Este artigo destina-se ao expropriado, ou seja, ao proprietário, ao possuidor e ao locatário atingidos pela DUP. O objetivo é esclarecer, com ancoragem normativa, o que a resolução autoriza, quais são os limites do poder da concessionária e como o expropriado deve reagir de forma juridicamente estruturada para não receber menos do que a Constituição lhe garante.
1. Contexto e localização: o perímetro atingido na SP 270
A Rodovia Raposo Tavares (SP 270) é um dos principais eixos de ligação do interior paulista com a Região Metropolitana de São Paulo, com tráfego intenso de veículos de carga. O trecho objeto da Resolução SPI 093/2026 situa-se no km 113+500 a km 113+630, na pista Oeste, sentido Capela do Alto, dentro do território de Araçoiaba da Serra. É nesse segmento que a Concessionária Rota Sorocabana S/A pretende instalar o Ponto de Parada de Descanso (PPD), equipamento de apoio operacional exigido pela regulação de concessões rodoviárias.

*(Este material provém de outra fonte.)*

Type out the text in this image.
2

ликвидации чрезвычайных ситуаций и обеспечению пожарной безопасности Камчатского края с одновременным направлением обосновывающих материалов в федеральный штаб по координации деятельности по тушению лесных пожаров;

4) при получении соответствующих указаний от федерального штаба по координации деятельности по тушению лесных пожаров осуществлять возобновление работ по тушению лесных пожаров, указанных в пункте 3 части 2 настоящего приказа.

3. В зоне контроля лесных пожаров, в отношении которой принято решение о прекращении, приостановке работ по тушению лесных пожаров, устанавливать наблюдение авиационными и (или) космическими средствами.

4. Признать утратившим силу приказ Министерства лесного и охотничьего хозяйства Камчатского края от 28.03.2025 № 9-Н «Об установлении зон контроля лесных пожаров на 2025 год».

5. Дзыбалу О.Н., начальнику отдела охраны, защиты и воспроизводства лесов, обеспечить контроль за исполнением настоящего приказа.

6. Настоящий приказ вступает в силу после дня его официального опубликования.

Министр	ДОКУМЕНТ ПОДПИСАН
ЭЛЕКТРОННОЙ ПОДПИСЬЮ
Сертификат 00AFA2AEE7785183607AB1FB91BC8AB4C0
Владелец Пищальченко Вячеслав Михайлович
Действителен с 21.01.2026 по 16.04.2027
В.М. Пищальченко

A área declarada de utilidade pública, de 21.177,30 m², sugere a incorporação de gleba de dimensão relevante, tipicamente rural ou de uso misto às margens da pista. Imóveis com esse perfil costumam abrigar atividades como postos de combustível, restaurantes de beira de estrada, galpões logísticos e propriedades rurais produtivas, todos altamente sensíveis à supressão de área e à perda de testada voltada para a rodovia.
O que a DUP autoriza e o que ela não autoriza
A publicação da declaração de utilidade pública (DUP) autoriza a Concessionária Rota Sorocabana a iniciar o procedimento expropriatório, seja pela via amigável, seja pela via judicial. Ela não transfere a propriedade automaticamente, não autoriza ocupação imediata sem depósito e não dispensa a justa e prévia indenização. Enquanto não houver acordo ou decisão judicial, o expropriado permanece proprietário e mantém o direito de discutir o valor.
2. Logradouros e perímetros atingidos
A tabela a seguir sistematiza o logradouro alcançado pela Resolução SPI 093/2026, com o marco quilométrico, a área aproximada e a função do trecho dentro do perímetro do futuro Ponto de Parada de Descanso.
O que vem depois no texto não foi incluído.